Breaking down expenditures further for the 43 larger exempts: 30 percent of these “efficient” units paid more than the state average for their central office-superintendent in ’07-08; 40 percent paid more for school building administration; 42 percent paid more for special education instruction; 58 percent spent more for “student and staff support.”
Once again, why were these towns exempted from our school district efficiency requirements? If “inefficient” districts are being penalized, why are these exempts not included? Certainly not because they were more efficient.
Second, 39 percent of penalized towns spent less per pupil than the average exempt district in 2007-08. Some exempt towns spent more in ’07-08 than a number of the penalized towns. So much for the state’s attention to “efficiency” How much you spent to educate your children was not used to determine who was exempted from the law and who was not. Penalties are clearly not justified by the stated goals of this law.
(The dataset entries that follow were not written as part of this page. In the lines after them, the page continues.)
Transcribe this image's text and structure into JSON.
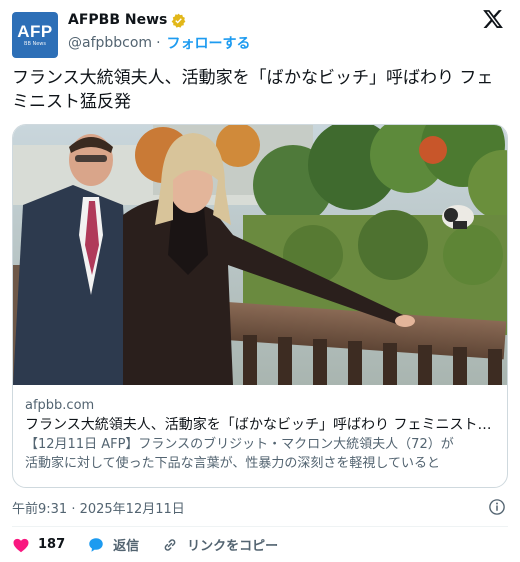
{
  "account": {
    "name": "AFPBB News",
    "handle": "@afpbbcom",
    "separator": "·",
    "follow_label": "フォローする",
    "avatar_text": "AFP",
    "avatar_subtext": "BB News"
  },
  "tweet": {
    "text": "フランス大統領夫人、活動家を「ばかなビッチ」呼ばわり フェミニスト猛反発"
  },
  "card": {
    "domain": "afpbb.com",
    "title": "フランス大統領夫人、活動家を「ばかなビッチ」呼ばわり フェミニスト猛反発",
    "description_line1": "【12月11日 AFP】フランスのブリジット・マクロン大統領夫人（72）が",
    "description_line2": "活動家に対して使った下品な言葉が、性暴力の深刻さを軽視していると"
  },
  "meta": {
    "time": "午前9:31 · 2025年12月11日"
  },
  "actions": {
    "like_count": "187",
    "reply_label": "返信",
    "copy_link_label": "リンクをコピー"
  },
  "colors": {
    "accent": "#1d9bf0",
    "like": "#f91880",
    "verified_gold": "#e2b719",
    "avatar_bg": "#2d6fb7"
  }
}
Third, and adding insult to the injury of a financial penalty, the exempt towns have been collecting substantially higher state funds in recent years than the penalized towns. Last year, the year before consolidation took effect, the exempt towns received from the state an average of $5,109 per student. The penalized towns received an average of $3,616. The state funded an average of 50.1 percent of exempt towns’ school budgets while funding only an average of 40.4 percent of penalized towns.
If the Legislature maintains the consolidation penalty, Maine towns that already receive less state funding will get less and the money they should receive will be paid to towns that already get more. All this when the residents of most Maine towns — including the vast majority of penalized towns in our more rural regions — are facing severe financial hardship.
These penalties are unjustifiable because the process for “exempting” some districts had no data-based rationale related to efficiency. They are unjustifiable because some penalized towns perform more efficiently than do some exempt towns. They are unjustifiable because, in taking from the poor and giving to the rich, the state creates greater inequity in state funding rather than less.
Let’s stop making a poor piece of legislation worse. Penalizing 120 Maine towns will not encourage consolidation. Instead, let’s put our meager resources into creating opportunities for all towns and districts to find efficiencies.
Gordon Donaldson is a professor of education at the University of Maine.